Au VIIIe siècle, « pressés plus que jamais par les Lombards, et moins que jamais protégés par les empereurs d'Orient, les papes ne crurent trouver de secours efficaces que chez les princes francs d'Austrasie, dont la valeur venait de se signaler contre les Germains, et, tout récemment, contre les Arabes. Ils avaient déjà imploré, mais en vain, l'assistance du vainqueur de Poitiers (739). Ils réussirent mieux auprès de ses fils. Par Boniface, l'illustre apôtre de la Germanie, que ces princes avaient appelé en 742 comme légat du Saint-Siège pour réorganiser l'Église franque, des relations étroites s'établirent entre la papauté et les maires du palais. Pépin le Bref désirait depuis longtemps transformer en royauté de droit la royauté de fait qu'il exerçait sous le faible Childéric III, mais il craignait de trouver un obstacle dans les scrupules religieux des grands de la nation. D'après le conseil de Boniface, il soumit ce cas de conscience au pape Zacharie. « Nul doute, répondit ce dernier ; celui-là doit porter le titre de roi, qui gouverne effectivement le royaume ». Il chargea son légat de donner en son nom à Pépin, dans l'assemblée de Soissons, l'onction sacrée qui, aux yeux de ses sujets, lui conféra l'autorité souveraine (752). Après ce service rendu à sa nouvelle dynastie, Pépin crut n'avoir rien à refuser aux évêques romains. Sur la demande d'Étienne II, qui se rend auprès de lui pour solliciter son secours (au plein de l'hiver 753-754), il franchit les Alpes ; dans deux expéditions successives (754-755), il reprend aux Lombards tout le territoire qu'ils ont conquis ; mais, ne pouvant le gouverner de si loin... il le constitue, selon la coutume des rois francs, en un fief dépendant de sa couronne, en investit les évêques de Rome comme les plus capables de le gouverner et les plus intéressés à le défendre, et il dépose sur le tombeau de saint Pierre les clefs des villes conquises et la charte de cette donation » (2).

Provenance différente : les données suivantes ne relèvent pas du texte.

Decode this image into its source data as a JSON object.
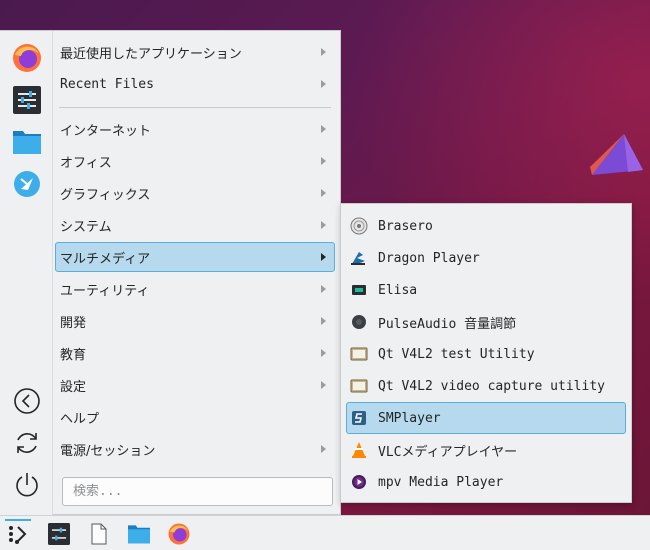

Elle comprenait, outre les anciens domaines de l'Église de Rome qu'il lui avait fait restituer, l'exarchat de Ravenne et la Pentapole (territoire des cinq villes situées sur l'Adriatique, depuis Rimini jusqu'à Ancône).

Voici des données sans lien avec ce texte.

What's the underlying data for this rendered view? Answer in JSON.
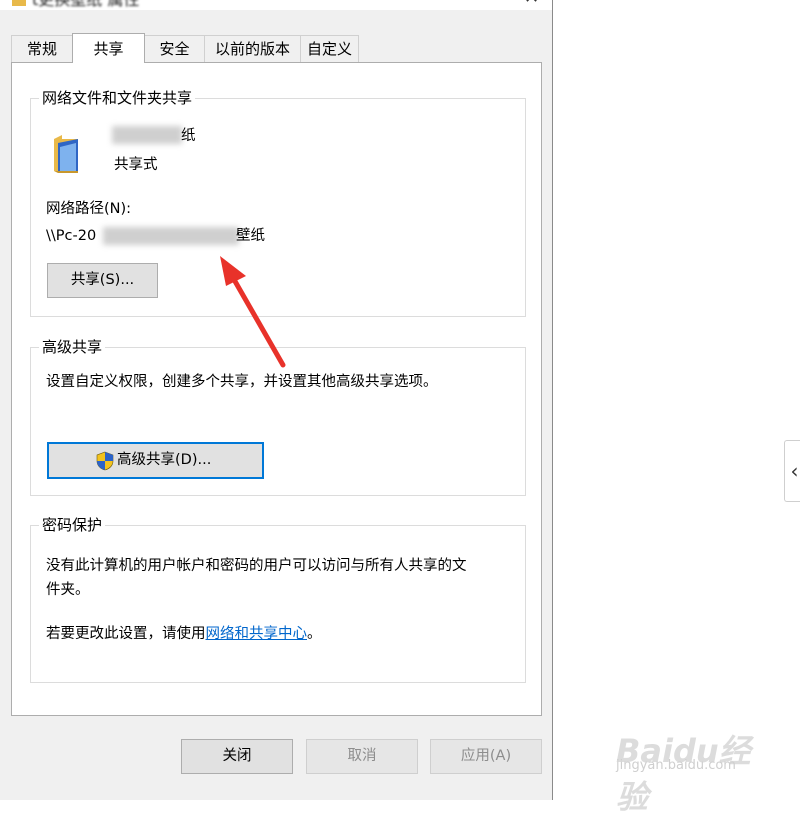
{
  "window": {
    "title": "t更换壁纸 属性"
  },
  "tabs": [
    {
      "label": "常规"
    },
    {
      "label": "共享"
    },
    {
      "label": "安全"
    },
    {
      "label": "以前的版本"
    },
    {
      "label": "自定义"
    }
  ],
  "network_sharing": {
    "group_title": "网络文件和文件夹共享",
    "folder_name": "纸",
    "share_state": "共享式",
    "path_label": "网络路径(N):",
    "path_prefix": "\\\\Pc-20",
    "path_suffix": "壁纸",
    "share_button": "共享(S)..."
  },
  "advanced_sharing": {
    "group_title": "高级共享",
    "description": "设置自定义权限，创建多个共享，并设置其他高级共享选项。",
    "button": "高级共享(D)..."
  },
  "password_protection": {
    "group_title": "密码保护",
    "description_line1": "没有此计算机的用户帐户和密码的用户可以访问与所有人共享的文",
    "description_line2": "件夹。",
    "change_prefix": "若要更改此设置，请使用",
    "change_link": "网络和共享中心",
    "change_suffix": "。"
  },
  "footer": {
    "close": "关闭",
    "cancel": "取消",
    "apply": "应用(A)"
  },
  "side_tab": {
    "glyph": "‹"
  },
  "watermark": {
    "logo": "Baidu经验",
    "sub": "jingyan.baidu.com"
  },
  "colors": {
    "arrow": "#e8322a",
    "link": "#0066cc",
    "button_focus_border": "#0078d7"
  },
  "icons": {
    "folder": "folder-icon",
    "shield": "uac-shield-icon"
  }
}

À la mort de Pépin-le-Bref (768), les relations des Francs avec les Lombards parurent s'améliorer. Charles, son fils aîné - le futur Charlemagne - épousa la fille du roi Didier. Mais ce dernier ne tarda pas à jeter le masque. En 772, il s'empara brusquement de plusieurs cités italiennes et commença le blocus de Ravenne. Charles, qui était devenu le seul maître par la mort de son frère Carloman (771), répudie sa femme et envahit les États lombards (773). Il bloque Didier dans Pavie, le force à se rendre et se fait couronner roi du pays, le 5 juin 774. Puis il se tourne vers la Saxe, rétablit le calme aux frontières et prépare la pénétration pacifique du pays par l'envoi de missionnaires.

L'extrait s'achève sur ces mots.